A black P.O.W./M.I.A. flag still flies above the Capitol and state capitols around the country, and the military and many lawmakers choose to focus on the retrieval of the remains of dead service members as fulfilling those concerns. But some leaders of veterans organizations insisted in a meeting on Friday at the White House that Mr. Obama ask Vietnamese leaders whether there are living prisoners, according to Frank Francois III, the chief executive of Service Disabled Veteran Enterprises, who attended the meeting.
“One of the questions that has to be asked is whether there is anybody in jail or captivity or someone living in the area we need to know about,” Mr. Francois said.
For other veterans, Mr. Obama’s trip will serve as a welcome reminder to two generations of Americans who have come of age since the war’s end, illustrating that conflict’s importance to the United States. For these men, the ghosts of the war should not have been so easily laid to rest.
“Vietnam is a totally forgotten issue nowadays,” said Bobby Muller, a disabled veteran and antiwar activist whose life helped inspire the 1978 movie “Coming Home,” starring Jane Fonda. “To have gone through those times and have something as huge and powerful and affecting and tragic in our lifetimes wind up nonexistent in the consciousness of the country today is stunning.”
Mr. Muller lives in Washington in an apartment that is filled with books on the war, and his anger at two wartime leaders — President Richard M. Nixon and his closest adviser, Henry Kissinger — remains undiminished.
Mr. Obama is unlikely to focus as much on combat deaths during his trip as President Bill Clinton did
when he visited in 2000.
Mr. Clinton took the two sons of a missing airman, Lt. Col. Lawrence G. Evert, to a rice paddy in a tiny town 17 miles northeast of Hanoi and searched, along with scores of villagers, for the remnants of an F-105D fighter-bomber that had crashed in 1967. Remarkably, they found Colonel Evert’s bones.
Mr. Obama is more likely to hail cooperation between the two countries to clean up the remnants of Agent Orange, one of the wartime issues still important to Vietnam. But as a president who came of age after the war ended, he is unlikely to be a symbol of healing of the psychological wounds that some veterans suffered upon returning home, when many of their countrymen disdained them for fighting there.
“That lack of a welcome home is still a national shame,” said Senator
John McCain, a Vietnam veteran who, because he was a prisoner of war, did receive a hero’s welcome. “You had 18- or 19-year-old draftees who did their duties and were literally spat upon by their fellow citizenry when they returned.”
Mr.

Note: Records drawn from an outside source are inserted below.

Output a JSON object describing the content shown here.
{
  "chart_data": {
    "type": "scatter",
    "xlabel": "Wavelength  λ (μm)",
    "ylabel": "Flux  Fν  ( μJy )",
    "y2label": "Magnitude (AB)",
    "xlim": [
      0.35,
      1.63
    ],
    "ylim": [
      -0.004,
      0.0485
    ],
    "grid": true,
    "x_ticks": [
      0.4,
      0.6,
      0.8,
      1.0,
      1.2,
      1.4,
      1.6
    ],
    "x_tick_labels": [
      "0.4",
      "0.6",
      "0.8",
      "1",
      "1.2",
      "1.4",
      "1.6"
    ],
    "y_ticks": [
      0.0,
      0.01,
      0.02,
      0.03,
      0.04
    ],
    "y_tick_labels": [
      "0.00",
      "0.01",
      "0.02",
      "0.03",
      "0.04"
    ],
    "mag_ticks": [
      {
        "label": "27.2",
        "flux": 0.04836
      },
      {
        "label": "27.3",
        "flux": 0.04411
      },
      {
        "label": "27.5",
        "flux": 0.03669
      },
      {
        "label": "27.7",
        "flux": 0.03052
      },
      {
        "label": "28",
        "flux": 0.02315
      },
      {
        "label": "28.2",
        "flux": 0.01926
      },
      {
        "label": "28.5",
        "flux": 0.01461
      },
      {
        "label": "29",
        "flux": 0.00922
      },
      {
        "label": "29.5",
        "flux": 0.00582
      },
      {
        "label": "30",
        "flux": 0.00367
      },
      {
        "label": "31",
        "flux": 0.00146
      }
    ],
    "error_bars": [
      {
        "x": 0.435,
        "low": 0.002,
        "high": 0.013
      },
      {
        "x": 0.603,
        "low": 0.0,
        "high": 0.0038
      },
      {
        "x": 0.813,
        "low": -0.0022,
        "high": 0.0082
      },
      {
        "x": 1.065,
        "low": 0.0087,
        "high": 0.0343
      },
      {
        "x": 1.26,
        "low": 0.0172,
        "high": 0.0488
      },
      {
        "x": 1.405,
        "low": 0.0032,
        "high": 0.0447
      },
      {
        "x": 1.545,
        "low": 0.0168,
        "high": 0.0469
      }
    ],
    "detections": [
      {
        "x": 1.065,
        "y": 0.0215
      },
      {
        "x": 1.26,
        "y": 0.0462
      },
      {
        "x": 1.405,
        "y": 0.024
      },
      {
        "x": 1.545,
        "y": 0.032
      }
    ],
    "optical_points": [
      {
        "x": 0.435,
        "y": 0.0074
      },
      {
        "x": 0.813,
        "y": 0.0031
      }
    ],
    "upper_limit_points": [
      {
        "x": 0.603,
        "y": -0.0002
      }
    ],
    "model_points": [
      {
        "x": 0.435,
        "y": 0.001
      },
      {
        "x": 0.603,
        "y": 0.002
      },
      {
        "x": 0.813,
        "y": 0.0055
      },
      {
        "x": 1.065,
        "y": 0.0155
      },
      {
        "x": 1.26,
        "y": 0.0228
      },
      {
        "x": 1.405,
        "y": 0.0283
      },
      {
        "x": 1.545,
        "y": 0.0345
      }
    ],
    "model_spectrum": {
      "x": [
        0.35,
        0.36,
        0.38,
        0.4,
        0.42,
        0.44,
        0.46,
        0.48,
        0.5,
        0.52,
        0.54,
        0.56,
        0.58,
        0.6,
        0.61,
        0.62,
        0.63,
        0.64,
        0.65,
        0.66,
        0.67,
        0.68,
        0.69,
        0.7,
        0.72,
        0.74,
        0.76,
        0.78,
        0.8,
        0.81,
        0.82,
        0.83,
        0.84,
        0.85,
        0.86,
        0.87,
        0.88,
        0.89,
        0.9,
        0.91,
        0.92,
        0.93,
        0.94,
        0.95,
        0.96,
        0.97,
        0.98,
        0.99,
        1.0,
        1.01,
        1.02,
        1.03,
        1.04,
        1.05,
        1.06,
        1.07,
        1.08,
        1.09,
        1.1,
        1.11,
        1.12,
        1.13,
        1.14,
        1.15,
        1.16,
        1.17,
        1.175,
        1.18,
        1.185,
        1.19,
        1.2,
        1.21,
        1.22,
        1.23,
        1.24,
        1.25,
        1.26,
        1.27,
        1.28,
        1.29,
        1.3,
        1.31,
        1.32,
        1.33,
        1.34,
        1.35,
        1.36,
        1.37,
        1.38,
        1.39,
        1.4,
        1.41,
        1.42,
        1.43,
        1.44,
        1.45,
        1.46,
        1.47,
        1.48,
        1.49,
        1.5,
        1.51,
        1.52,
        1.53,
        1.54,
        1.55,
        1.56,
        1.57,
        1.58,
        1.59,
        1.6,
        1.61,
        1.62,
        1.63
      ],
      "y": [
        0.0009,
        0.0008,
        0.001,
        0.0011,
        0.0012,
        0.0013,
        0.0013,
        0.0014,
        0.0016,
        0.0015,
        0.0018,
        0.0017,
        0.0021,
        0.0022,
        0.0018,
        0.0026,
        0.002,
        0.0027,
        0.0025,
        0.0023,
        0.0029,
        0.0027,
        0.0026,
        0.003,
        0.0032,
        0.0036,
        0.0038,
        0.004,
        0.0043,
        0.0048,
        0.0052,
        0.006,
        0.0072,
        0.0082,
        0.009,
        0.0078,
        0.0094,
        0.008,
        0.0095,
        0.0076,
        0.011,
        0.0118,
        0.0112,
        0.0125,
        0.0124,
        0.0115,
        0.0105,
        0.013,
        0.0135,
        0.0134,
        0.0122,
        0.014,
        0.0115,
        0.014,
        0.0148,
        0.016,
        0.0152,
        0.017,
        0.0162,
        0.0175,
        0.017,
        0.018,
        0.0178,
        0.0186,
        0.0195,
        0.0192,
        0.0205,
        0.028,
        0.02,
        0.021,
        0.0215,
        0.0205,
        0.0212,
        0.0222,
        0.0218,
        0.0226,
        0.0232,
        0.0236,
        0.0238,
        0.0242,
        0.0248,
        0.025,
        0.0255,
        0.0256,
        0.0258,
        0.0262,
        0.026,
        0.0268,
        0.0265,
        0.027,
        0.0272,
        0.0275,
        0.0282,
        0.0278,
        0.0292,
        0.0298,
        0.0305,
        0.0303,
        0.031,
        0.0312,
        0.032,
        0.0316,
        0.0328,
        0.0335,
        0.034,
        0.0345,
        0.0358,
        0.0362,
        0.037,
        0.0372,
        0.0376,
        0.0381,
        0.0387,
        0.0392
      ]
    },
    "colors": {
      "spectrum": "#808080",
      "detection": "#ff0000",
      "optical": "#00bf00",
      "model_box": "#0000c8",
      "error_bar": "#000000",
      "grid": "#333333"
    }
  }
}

McCain said the country has learned that lesson, and service members and veterans are routinely celebrated at sporting events and public occasions nowadays. But for some veterans, Mr. Obama’s visit is likely to stir bitter memories of their rejection, he said.
Mr. McCain, a Republican of Arizona, said his efforts to help normalize relations between Vietnam and the United States were among the proudest accomplishments of his life, and he said he had been to Vietnam so often since the war’s end that “I’m recognized more in the streets of Hanoi than I am in Phoenix.”
Those efforts long ago helped Mr. McCain put the worst of the war and his captivity behind him, so he is unlikely to be moved by the photos of Mr. Obama’s visits, he said. Mr. McCain said he had other ways of stirring his wartime memories.
“To this day, I’ll get up real early sometimes and go down to the Vietnam Memorial just as the sun is coming up,” Mr. McCain said in an interview.
“It’s always a great experience for me to think and remember.”